Go Wan-soon won’t forget the day the soldiers came. Then nine years old, she was sitting in her home in the seaside village of Bukchon when troops burst in. Go, her mother and three-year-old brother were herded outside at bayonet point. Houses were going up in flames. They were dragged to the yard of the elementary school, which was ringed by soldiers.

“It was crowded, full of people,” she recalled. “I thought, ‘Why so many? What is it?’” Many people, she noticed, were holding hands.

Fearfully, Go sat behind a low wall. When her little brother wailed, a soldier smashed him over the head with a stick. “He went very silent.” Then Go heard the ripping sound of automatic gunfire. People toppled to the ground.

She “crawled like an ant” through a nightmare. “I saw a bloody leg, I saw a baby on top of a mother’s breast, looking for milk, but the mother was already dead,” she said. “Heads were separated, all the bodies were mixed together, the soil was dark with blood – it shone in the sun.”

Go sheltered in a narrow street. “All the houses were burning, ashes were flying around,” she said. An old woman sat in front of her blazing home, her hair on fire. Soldiers appeared. Go heard the click of rifle bolts, then a jeep pulled up. A voice ordered, “Cease fire!”

The troops departed. The village had been attacked in revenge for the death of two soldiers, killed nearby in an ambush by partisans.

In the smoldering ruins, “bodies lay scattered like radishes in a field,” Go said. Among the dead lay her aunt, breasts and belly ripped open by bayonets.

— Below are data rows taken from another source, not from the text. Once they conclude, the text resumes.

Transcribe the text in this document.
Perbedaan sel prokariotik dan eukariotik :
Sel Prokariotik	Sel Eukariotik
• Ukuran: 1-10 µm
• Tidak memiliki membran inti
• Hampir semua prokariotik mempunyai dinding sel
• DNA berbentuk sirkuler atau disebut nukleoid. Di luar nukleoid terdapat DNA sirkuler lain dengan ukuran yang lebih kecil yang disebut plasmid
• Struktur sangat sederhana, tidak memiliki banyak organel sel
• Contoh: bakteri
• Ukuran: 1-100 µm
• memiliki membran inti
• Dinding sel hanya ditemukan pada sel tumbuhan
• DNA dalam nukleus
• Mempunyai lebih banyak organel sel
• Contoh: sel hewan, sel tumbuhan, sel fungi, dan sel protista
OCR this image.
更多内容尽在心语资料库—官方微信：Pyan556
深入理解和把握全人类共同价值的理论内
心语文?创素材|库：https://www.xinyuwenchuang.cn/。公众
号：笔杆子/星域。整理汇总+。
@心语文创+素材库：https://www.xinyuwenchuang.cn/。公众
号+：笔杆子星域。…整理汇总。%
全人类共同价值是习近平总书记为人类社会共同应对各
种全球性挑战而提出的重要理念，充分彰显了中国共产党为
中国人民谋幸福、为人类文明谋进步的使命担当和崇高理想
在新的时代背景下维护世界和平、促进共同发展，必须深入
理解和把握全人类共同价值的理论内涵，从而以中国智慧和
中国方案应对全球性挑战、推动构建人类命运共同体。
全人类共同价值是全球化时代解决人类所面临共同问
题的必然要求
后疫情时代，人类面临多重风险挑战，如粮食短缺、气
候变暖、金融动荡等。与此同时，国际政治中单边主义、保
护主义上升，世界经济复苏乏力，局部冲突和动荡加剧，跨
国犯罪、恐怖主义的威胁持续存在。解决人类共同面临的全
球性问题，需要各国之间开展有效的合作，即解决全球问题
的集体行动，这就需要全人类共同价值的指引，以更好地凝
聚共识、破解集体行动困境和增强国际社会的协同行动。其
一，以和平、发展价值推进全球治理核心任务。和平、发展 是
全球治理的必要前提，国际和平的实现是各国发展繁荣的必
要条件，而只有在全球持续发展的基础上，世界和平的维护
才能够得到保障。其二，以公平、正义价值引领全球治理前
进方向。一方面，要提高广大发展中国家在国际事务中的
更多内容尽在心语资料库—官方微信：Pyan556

She was instructed to cover cadavers with blankets “so crows would not peck out their eyes.” Go, now 79, paused in her account. “When I remember, it breaks my heart.”

In the months that followed, there were more traumas. Her uncle “disappeared” – she heard soldiers had tied rocks to his body and hurled him into the sea. Her little brother died from the after-effects of his head wound. Go almost died of starvation in the ruins.

And at night, she heard of spectral encounters. “People said they saw a white skirt, a white top – there were ghosts,” she said. “I could not go to some places, I was so scared.”

Bukchon was, in fact, just a small part of a much wider tragedy. Goh is one of the last witnesses to what Koreans today call “Sa-Sam” (literally “4:3” or April 3rd), the biggest – but probably least known – massacre in recent Korean history. Up to 30,000 people were killed on Jeju Island amid a murderous counter-insurgency campaign in 1948-49, prior to the Korean War, which started in June 1950.